Held: The will is valid. When, therefore, the law says that the will shall be
'signed' by the testator or testatrix, the law is fulfilled not only by the
customary written signature but by the testator or testatrix' thumb-mark. A
statute requiring a will to be 'signed' is satisfied if the signature is made by
the testator's mark.
it is not mentioned in the attestation clause that the testatrix signed by
thumb-mark, but it does there appear that the signature was affixed in the
presence of the witnesses, and the form of the signature is sufficiently

described and explained in the last clause of the body of the will. It maybe
conceded that the attestation clause is not artistically drawn and that,
standing alone, it does not quite meet the requirements of the statute, but
taken in connection with the last clause of the body of the will, it is fairly
clear and sufficiently carries out the legislative intent; it leaves no possible
doubt as to the authenticity of the document.
The contention of the appellants Sinforoso Ona and Apolinario Gonzales that
the fact that the will had been signed in the presence of the witnesses was
not stated in the attestation clause is without merit; the fact is expressly
stated in that clause.

Estate of the deceased Paulino Diancin.


TEOPISTA DOLAR vs. FIDEL DIANCIN, ET AL.
55 PHIL 477

Facts: The will of the deceased Paulino Diancin was denied probate in the
Court of First Instance of Iloilo on the sole ground that the thumb marks
appearing thereon were not the thumb marks of the testator. A thumb mark
appears at the end of the will and on the left hand margin of each of its
pages in the following manner: "Paulino Diancin, Su Signo, Por Pedro
Diamante." The witnesses to the will were the same Pedro Diamante,
Inocentes Deocampo, and Juan Dominado.
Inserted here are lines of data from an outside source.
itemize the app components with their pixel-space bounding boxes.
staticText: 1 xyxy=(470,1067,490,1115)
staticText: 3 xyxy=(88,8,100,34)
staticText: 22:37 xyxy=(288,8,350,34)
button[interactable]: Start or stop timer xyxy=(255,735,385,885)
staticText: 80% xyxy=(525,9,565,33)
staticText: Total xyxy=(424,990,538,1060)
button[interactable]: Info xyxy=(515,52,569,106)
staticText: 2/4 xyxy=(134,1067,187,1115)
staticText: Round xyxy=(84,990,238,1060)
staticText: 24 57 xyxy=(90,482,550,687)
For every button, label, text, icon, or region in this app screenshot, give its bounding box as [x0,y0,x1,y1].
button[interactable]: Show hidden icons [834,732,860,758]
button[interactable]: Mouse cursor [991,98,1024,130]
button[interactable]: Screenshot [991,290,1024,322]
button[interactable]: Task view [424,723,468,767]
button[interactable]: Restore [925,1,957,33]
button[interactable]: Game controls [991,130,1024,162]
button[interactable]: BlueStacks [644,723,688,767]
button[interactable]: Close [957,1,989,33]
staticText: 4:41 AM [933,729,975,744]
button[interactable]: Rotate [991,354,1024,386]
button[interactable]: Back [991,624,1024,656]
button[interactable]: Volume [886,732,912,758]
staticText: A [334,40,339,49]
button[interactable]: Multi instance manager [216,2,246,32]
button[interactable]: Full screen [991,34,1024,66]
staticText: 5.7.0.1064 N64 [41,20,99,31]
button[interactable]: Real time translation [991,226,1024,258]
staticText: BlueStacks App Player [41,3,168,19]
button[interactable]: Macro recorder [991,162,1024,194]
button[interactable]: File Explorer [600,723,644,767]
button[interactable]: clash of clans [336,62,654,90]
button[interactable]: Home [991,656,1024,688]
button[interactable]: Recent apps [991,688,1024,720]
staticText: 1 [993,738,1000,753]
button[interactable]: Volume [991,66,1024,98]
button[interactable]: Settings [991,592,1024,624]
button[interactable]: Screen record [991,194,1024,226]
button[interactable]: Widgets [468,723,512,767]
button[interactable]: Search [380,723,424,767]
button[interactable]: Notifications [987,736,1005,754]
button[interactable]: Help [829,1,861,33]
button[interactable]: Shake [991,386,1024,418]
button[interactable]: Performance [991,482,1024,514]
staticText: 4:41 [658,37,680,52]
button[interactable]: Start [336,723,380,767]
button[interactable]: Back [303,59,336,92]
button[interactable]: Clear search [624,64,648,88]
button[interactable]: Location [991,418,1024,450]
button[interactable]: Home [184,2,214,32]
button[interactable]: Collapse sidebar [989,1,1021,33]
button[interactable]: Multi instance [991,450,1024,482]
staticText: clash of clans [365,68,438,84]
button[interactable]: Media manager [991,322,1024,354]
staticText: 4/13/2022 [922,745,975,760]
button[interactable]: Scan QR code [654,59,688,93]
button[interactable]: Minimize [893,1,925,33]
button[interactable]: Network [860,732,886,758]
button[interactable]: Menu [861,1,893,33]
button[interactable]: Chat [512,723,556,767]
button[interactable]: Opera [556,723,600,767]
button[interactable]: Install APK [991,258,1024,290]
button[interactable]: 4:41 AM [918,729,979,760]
The will is detailed in nature, and
disposes of an estate amounting approximately to P50,000.
For comparative purposes, a document of sale containing an admittedly
genuine thumb mark of Paulino Diancin, was presented. Photographs of the
thumbmarks on the will and of the thumb mark on Exhibit 8 were also
offered in evidence. One, Carlos J. Jaena, attempted to qualify as an "expert,"
and thereafter gave as his opinion that the thumbmarks had not been made
by the same person.
Issue: Whether or not the will is valid.
Held: The requirement of the statute that the will shall be "signed" is
satisfied not only the customary written signature but also by the testator's
or testatrix' thumb mark. Expert testimony as to the identity of thumbmarks

or fingerprints is of course admissible. The three instrumental witnesses


united in testifying concerning the circumstances surrounding the execution
of the will. That the thumb marks appearing on the will were those of Paulino
Diancin, and that he saw Paulino Diancin make these impressions. The
testimony of a witness called by both parties is worthy of credit.